The push model is provided through the SDK or REST APIs, used for sending updated documents to an index. You can push data from virtually any dataset using the JSON format. See Add, update, or delete Documents or How to use the .NET SDK) for guidance on loading data.
Step 4: Search
Once you have populated your Azure Search index, you can now issue search queries to your service endpoint using simple HTTP requests with REST API or the .NET SDK.
REST API | .Net SDK
While a number of tasks can be performed in the portal, Azure Search is intended for developers who want to integrate search functionality into existing applications. The following programming interfaces are available.
|.NET SDK||.NET wrapper for the REST API offers efficient coding in C# and other managed-code languages targeting the .NET Framework|
Azure subscribers can provision a service in the Free tier.
If you aren't a subscriber, you can open an Azure account for free: You get credits you can use to try out paid Azure services, and even after they're used up you can keep the account and use free Azure services, such as Websites. Your credit card will never be charged, unless you explicitly change your settings and ask to be charged.

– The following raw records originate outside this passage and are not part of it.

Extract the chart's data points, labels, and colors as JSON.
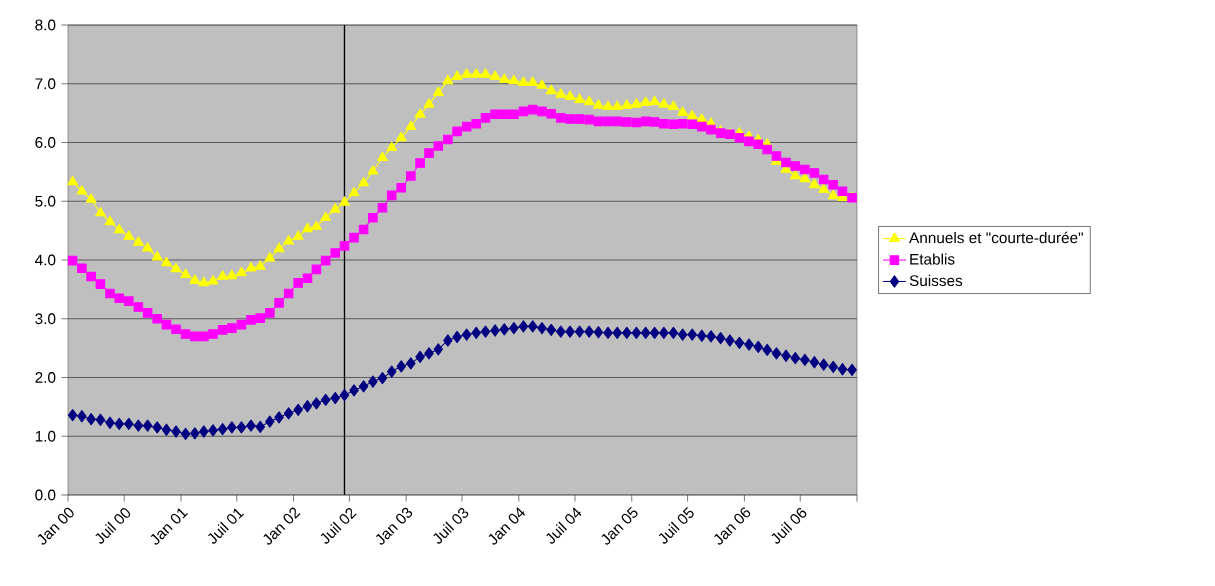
{
  "chart_data": {
    "type": "line",
    "x": [
      "2000-01-16",
      "2000-02-15",
      "2000-03-16",
      "2000-04-15",
      "2000-05-16",
      "2000-06-15",
      "2000-07-16",
      "2000-08-16",
      "2000-09-15",
      "2000-10-16",
      "2000-11-15",
      "2000-12-16",
      "2001-01-16",
      "2001-02-15",
      "2001-03-16",
      "2001-04-15",
      "2001-05-16",
      "2001-06-15",
      "2001-07-16",
      "2001-08-16",
      "2001-09-15",
      "2001-10-16",
      "2001-11-15",
      "2001-12-16",
      "2002-01-16",
      "2002-02-15",
      "2002-03-16",
      "2002-04-15",
      "2002-05-16",
      "2002-06-15",
      "2002-07-16",
      "2002-08-16",
      "2002-09-15",
      "2002-10-16",
      "2002-11-15",
      "2002-12-16",
      "2003-01-16",
      "2003-02-15",
      "2003-03-16",
      "2003-04-15",
      "2003-05-16",
      "2003-06-15",
      "2003-07-16",
      "2003-08-16",
      "2003-09-15",
      "2003-10-16",
      "2003-11-15",
      "2003-12-16",
      "2004-01-16",
      "2004-02-15",
      "2004-03-16",
      "2004-04-15",
      "2004-05-16",
      "2004-06-15",
      "2004-07-16",
      "2004-08-16",
      "2004-09-15",
      "2004-10-16",
      "2004-11-15",
      "2004-12-16",
      "2005-01-16",
      "2005-02-15",
      "2005-03-16",
      "2005-04-15",
      "2005-05-16",
      "2005-06-15",
      "2005-07-16",
      "2005-08-16",
      "2005-09-15",
      "2005-10-16",
      "2005-11-15",
      "2005-12-16",
      "2006-01-16",
      "2006-02-15",
      "2006-03-16",
      "2006-04-15",
      "2006-05-16",
      "2006-06-15",
      "2006-07-16",
      "2006-08-16",
      "2006-09-15",
      "2006-10-16",
      "2006-11-15",
      "2006-12-16"
    ],
    "series": [
      {
        "name": "Annuels et \"courte-durée\"",
        "color": "#ffff00",
        "marker": "triangle",
        "values": [
          5.33,
          5.17,
          5.03,
          4.8,
          4.65,
          4.51,
          4.4,
          4.3,
          4.2,
          4.05,
          3.95,
          3.85,
          3.75,
          3.65,
          3.61,
          3.64,
          3.72,
          3.73,
          3.78,
          3.86,
          3.89,
          4.03,
          4.19,
          4.32,
          4.4,
          4.53,
          4.57,
          4.72,
          4.86,
          4.98,
          5.14,
          5.31,
          5.51,
          5.74,
          5.91,
          6.08,
          6.27,
          6.48,
          6.65,
          6.85,
          7.05,
          7.12,
          7.16,
          7.16,
          7.16,
          7.12,
          7.07,
          7.05,
          7.02,
          7.02,
          6.97,
          6.88,
          6.82,
          6.78,
          6.73,
          6.69,
          6.63,
          6.61,
          6.61,
          6.63,
          6.65,
          6.68,
          6.69,
          6.65,
          6.61,
          6.51,
          6.45,
          6.39,
          6.32,
          6.19,
          6.14,
          6.16,
          6.1,
          6.04,
          5.97,
          5.68,
          5.54,
          5.43,
          5.38,
          5.28,
          5.2,
          5.09,
          5.06,
          5.06
        ]
      },
      {
        "name": "Etablis",
        "color": "#ff00ff",
        "marker": "square",
        "values": [
          3.99,
          3.86,
          3.72,
          3.59,
          3.43,
          3.35,
          3.3,
          3.2,
          3.1,
          3.0,
          2.9,
          2.82,
          2.74,
          2.7,
          2.7,
          2.74,
          2.81,
          2.84,
          2.9,
          2.98,
          3.01,
          3.1,
          3.27,
          3.43,
          3.61,
          3.69,
          3.84,
          3.99,
          4.12,
          4.24,
          4.38,
          4.52,
          4.72,
          4.89,
          5.1,
          5.23,
          5.43,
          5.65,
          5.82,
          5.94,
          6.05,
          6.19,
          6.27,
          6.32,
          6.42,
          6.48,
          6.48,
          6.48,
          6.53,
          6.56,
          6.53,
          6.49,
          6.42,
          6.4,
          6.4,
          6.39,
          6.36,
          6.36,
          6.36,
          6.35,
          6.34,
          6.36,
          6.35,
          6.32,
          6.31,
          6.32,
          6.31,
          6.27,
          6.22,
          6.16,
          6.14,
          6.08,
          6.02,
          5.97,
          5.88,
          5.77,
          5.66,
          5.6,
          5.54,
          5.48,
          5.37,
          5.28,
          5.17,
          5.06
        ]
      },
      {
        "name": "Suisses",
        "color": "#000080",
        "marker": "diamond",
        "values": [
          1.36,
          1.34,
          1.29,
          1.28,
          1.23,
          1.21,
          1.21,
          1.18,
          1.18,
          1.15,
          1.11,
          1.08,
          1.04,
          1.05,
          1.08,
          1.1,
          1.12,
          1.15,
          1.15,
          1.18,
          1.16,
          1.25,
          1.32,
          1.39,
          1.45,
          1.51,
          1.56,
          1.62,
          1.65,
          1.7,
          1.78,
          1.85,
          1.93,
          1.99,
          2.1,
          2.19,
          2.24,
          2.35,
          2.41,
          2.48,
          2.63,
          2.69,
          2.73,
          2.76,
          2.78,
          2.8,
          2.82,
          2.84,
          2.87,
          2.87,
          2.84,
          2.81,
          2.78,
          2.78,
          2.78,
          2.78,
          2.77,
          2.76,
          2.76,
          2.76,
          2.76,
          2.76,
          2.76,
          2.76,
          2.76,
          2.73,
          2.73,
          2.71,
          2.7,
          2.67,
          2.63,
          2.59,
          2.56,
          2.52,
          2.47,
          2.41,
          2.37,
          2.33,
          2.3,
          2.26,
          2.22,
          2.18,
          2.14,
          2.13
        ]
      }
    ],
    "xlim": [
      "2000-01-01",
      "2007-01-01"
    ],
    "xticks": [
      {
        "value": "2000-01-01",
        "label": "Jan 00"
      },
      {
        "value": "2000-07-01",
        "label": "Juil 00"
      },
      {
        "value": "2001-01-01",
        "label": "Jan 01"
      },
      {
        "value": "2001-07-01",
        "label": "Juil 01"
      },
      {
        "value": "2002-01-01",
        "label": "Jan 02"
      },
      {
        "value": "2002-07-01",
        "label": "Juil 02"
      },
      {
        "value": "2003-01-01",
        "label": "Jan 03"
      },
      {
        "value": "2003-07-01",
        "label": "Juil 03"
      },
      {
        "value": "2004-01-01",
        "label": "Jan 04"
      },
      {
        "value": "2004-07-01",
        "label": "Juil 04"
      },
      {
        "value": "2005-01-01",
        "label": "Jan 05"
      },
      {
        "value": "2005-07-01",
        "label": "Juil 05"
      },
      {
        "value": "2006-01-01",
        "label": "Jan 06"
      },
      {
        "value": "2006-07-01",
        "label": "Juil 06"
      },
      {
        "value": "2007-01-01",
        "label": null
      }
    ],
    "ylim": [
      0,
      8
    ],
    "yticks": [
      {
        "value": 0,
        "label": "0.0"
      },
      {
        "value": 1,
        "label": "1.0"
      },
      {
        "value": 2,
        "label": "2.0"
      },
      {
        "value": 3,
        "label": "3.0"
      },
      {
        "value": 4,
        "label": "4.0"
      },
      {
        "value": 5,
        "label": "5.0"
      },
      {
        "value": 6,
        "label": "6.0"
      },
      {
        "value": 7,
        "label": "7.0"
      },
      {
        "value": 8,
        "label": "8.0"
      }
    ],
    "ref_lines": [
      {
        "axis": "x",
        "value": "2002-06-15",
        "color": "#000000"
      }
    ],
    "grid": "y",
    "legend": "right"
  }
}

Alternatively, you can activate MSDN subscriber benefits: Your MSDN subscription gives you credits every month that you can use for paid Azure services.
Watch a short video
Search engines are the common drivers of information retrieval in mobile apps, on the web, and in corporate data stores. Azure Search gives you tools for creating a search experience similar to those on large commercial web sites. This 9-minute video from program manager Liam Cavanagh explains how integrating a search engine can benefit your app, key features in Azure Search, and what a typical workflow looks like.
- 0-3 minutes covers key features and use-cases.
- 3-4 minutes covers service provisioning.
- 4-6 minutes covers Import Data wizard used to create an index using the built-in real estate dataset.
- 6-9 minutes covers Search Explorer and various queries.